Member Reviews

Great read! Looking forward to reading more by this author! Highly recommend!

5 stars
This story is told from the points of view of three people: Bernard an elderly man, Maddie a teenager, and Amy.
An elderly woman named Adel Minor is beaten to death in her own home. The smoking remains of her supper alerted the neighborhood and the fire department to that fact that something was wrong.
Bernard White is an octogenarian widower who still talks to his wife. He mostly stays home except for Wednesdays when he ventures out to the dry cleaners and to go grocery shopping. When he runs into an old friend, he begins to reconnect with his old friends. The murder of Adel is the talk of the town of Seven Springs.
Maddie Lowe is a teenager and a waitress. Her mother has left the family and it has fallen upon Maddie to try to keep her family together. She misses her mother and wonders where she is and what she is doing. Maddie has a guilty secret. When interviewed by the police about Adel’s murder, she doesn’t tell them everything in order to protect her friend Charlie.
Amy Unger is an artist who has survived cancer. But she is not well emotionally. The murder of Adel has thrown her into a crisis. She finally takes up drawing again. She is in a frenzy as she reimagines Adel’s last day. She decides to clean up her abandoned studio and go to buy canvas and paints.
Angela Greene is the next elderly woman murdered in her home. The police begin their second investigation without making any headway in Adel’s murder. While talking over the situation with his friend Danny, Bernard suggests that they contact all of the “originals” as they call themselves. These were the original settlers of the small community. Not to start a vigilante group necessarily, just to talk things over. The Originals conceive an idea that those who want to should pair up so that they won’t be alone. They must ensure that their doors and windows are locked and not open the door to strangers.
When the police arrest a homeless man – the Charlie Amy was trying to protect – the little community is thrown into confusion. Charlie couldn’t be the killer. He was kind and harmless. What were the police doing? When another woman is killed, with Charlie still in jail, it is now clear that he didn’t do the murders. Charlie is released the next morning. Who is doing the killings?
Amy begins to draw and paint Adel’s attack and death. She becomes obsessed with it. Her paintings are the best she’s ever done. Maddie has a relationship. Bernard begins to become very attached to the woman he is staying with for her protection.
This novel is about loss, mistakes, hopelessness, memories both good and bad and hope. The three people who are the main characters are not really all that different. One elderly, one teenager and one middle-aged, but they are all tied together not just by the murders, but also by their seemingly different lifestyles.
The identity of the killer comes as somewhat of a surprise, but why they did it makes sense – sort of.
The book is very well written and plotted. The tension in the story increases and decreases as different things occur, but it is a gentle tension. The reader wonders who could be doing the killings and why. Ms. Owens creates an atmosphere of a small community rocked by the murders, yet as they strive to survive, they are disconnected. They finally gather together to protect and communicate with one another. It’s a beautiful story. The reader is there feeling what the individual narrators are feeling at that time. Very well done, Ms. Owens! I immediately went to Amazon to look for other books of hers.
I want to that NetGalley and Touchstone for forwarding to me a copy of this most remarkable book to read and enjoy.

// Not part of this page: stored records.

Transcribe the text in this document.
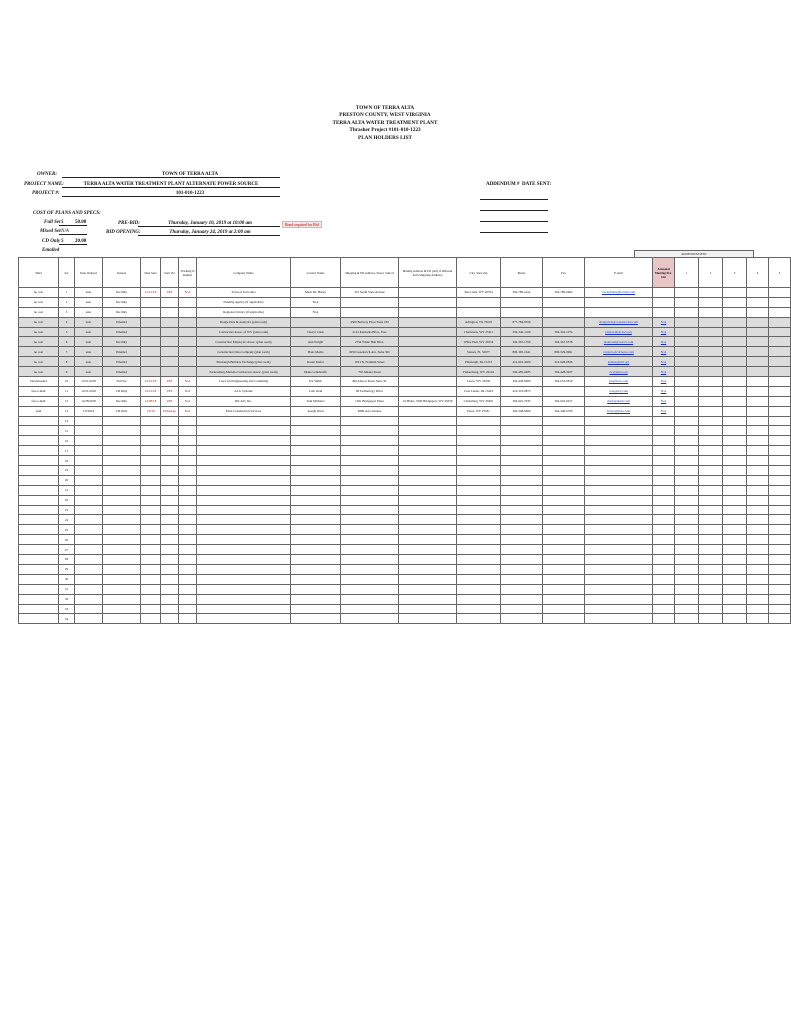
TOWN OF TERRA ALTA
PRESTON COUNTY, WEST VIRGINIA
TERRA ALTA WATER TREATMENT PLANT
Thrasher Project #101-010-1223
PLAN HOLDERS LIST
OWNER:	TOWN OF TERRA ALTA
PROJECT NAME:	TERRA ALTA WATER TREATMENT PLANT ALTERNATE POWER SOURCE
PROJECT #:	101-010-1223
ADDENDUM # DATE SENT:
COST OF PLANS AND SPECS:
Full Set $ 50.00
Mixed Set N/A
CD Only $ 20.00
Emailed
PRE-BID:	Thursday, January 10, 2019 at 10:00 am
BID OPENING:	Thursday, January 24, 2019 at 2:00 am
Bond required for Bid
ADDENDUM SENT
Shnd	Set	Date Ordered	Version	Date Sent	Sent Via	Tracking #/ number	Company Name	Contact Name	Shipping & PO Address, Street, Suite #	Mailing Address & PO (only if different from Shipping Address)	City, State Zip	Phone	Fax	E-mail	Attended Meeting Pre-bid	1	2	3	4	5
no cost	1	auto	Ins Only	12/21/18	UPS	N/A	Town of Terra Alta	Mark Mc Haney	301 South State Avenue		Terra Alta, WV 26764	304-789-xxxx	304-789-0664	townoftalta@frontier.com						
no cost	2	auto	Ins Only				Funding Agency (if applicable)	N/A												
no cost	3	auto	Ins Only				Regional Library (if applicable)	N/A												
no cost	4	auto	Emailed				Dodge Data & Analytics (plan room)		4300 Beltway Place Suite 180		Arlington, TX 76018	877-784-9556		dodge.bids@construction.com	N/A					
no cost	5	auto	Emailed				Contractors Assoc. of WV (plan room)	Cheryl Clark	2114 Kanawha Blvd., East		Charleston, WV 25311	304-342-1166	304-342-1074	planroom@cawv.org	N/A					
no cost	6	auto	Ins Only				Construction Employers Assoc. (plan room)	Ann Wright	2794 White Hall Blvd.		White Hall, WV 26554	304-367-1766	304-367-0578	planroom@ceawv.com	N/A					
no cost	7	auto	Emailed				Construction Data Company (plan room)	Plans Media	6950 Greenwich Ave. Suite 300		Sussex, FL 32977	800-395-1641	800-529-0961	contacts@cdcnews.com	N/A					
no cost	8	auto	Emailed				Pittsburgh Builders Exchange (plan room)	Karen Kiefer	1813 N. Franklin Street		Pittsburgh, PA 15233	412-922-4200	412-928-0826	kamen@pbx.org	N/A					
no cost	9	auto	Emailed				Parkersburg-Marietta Contractors Assoc. (plan room)	Diana Grindstaffe	700 Juliana Street		Parkersburg, WV 26104	304-485-6485	304-428-3027	rlc@pmca.org	N/A					
Downloaded	10	12/21/2018	Full Set	12/21/18	UPS	N/A	Lowe and Engineering and Consulting	Pat Smith	490 Airport Road, Suite 4C		Lewis, WV 26350	304-438-9000	304-633-0819	pat@lowe.com	N/A					
free e-mail	11	12/21/2018	CD Only	12/21/18	UPS	N/A	ACG Systems	Cole Weik	99 Technology Drive		Coal Center, PA 15423	412-319-0875		cole@acg.com	N/A					
free e-mail	12	12/28/2018	Ins Only	12/28/18	UPS	N/A	RK Arb, Inc.	Tom Michelot	1391 Bridgeport Plaza	1st Bldes, 3500 Bridgeport, WV 26330	Clarksburg, WV 26301	304-622-7935	304-622-0017	rkarb@rkarb.com	N/A					
paid	13	1/9/2019	CD Only	1/9/19	Picked up	N/A	Plata Construction Services	Joseph Ward	4866 Acto Avenue		Plaza, WV 25181	304-348-6000	304-348-0700	bware@plata.com	N/A					
	14																			
	15																			
	16																			
	17																			
	18																			
	19																			
	20																			
	21																			
	22																			
	23																			
	24																			
	25																			
	26																			
	27																			
	28																			
	29																			
	30																			
	31																			
	32																			
	33																			
	34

Thanks to NetGalley and the publisher for a free digital ARC of this book. This book is true to its title description. The reader won't be disappointed when reading this book.

This book had a certain appeal. Someone is killing the elderly residents of an older south Florida neighborhood--a neighborhood that seems to have more than the average number of secrets. The author takes pains to introduce us to the main characters, shifting points of view and writing in a compassionate, compelling style. The ending was pleasantly unexpected, if perhaps a bit pat.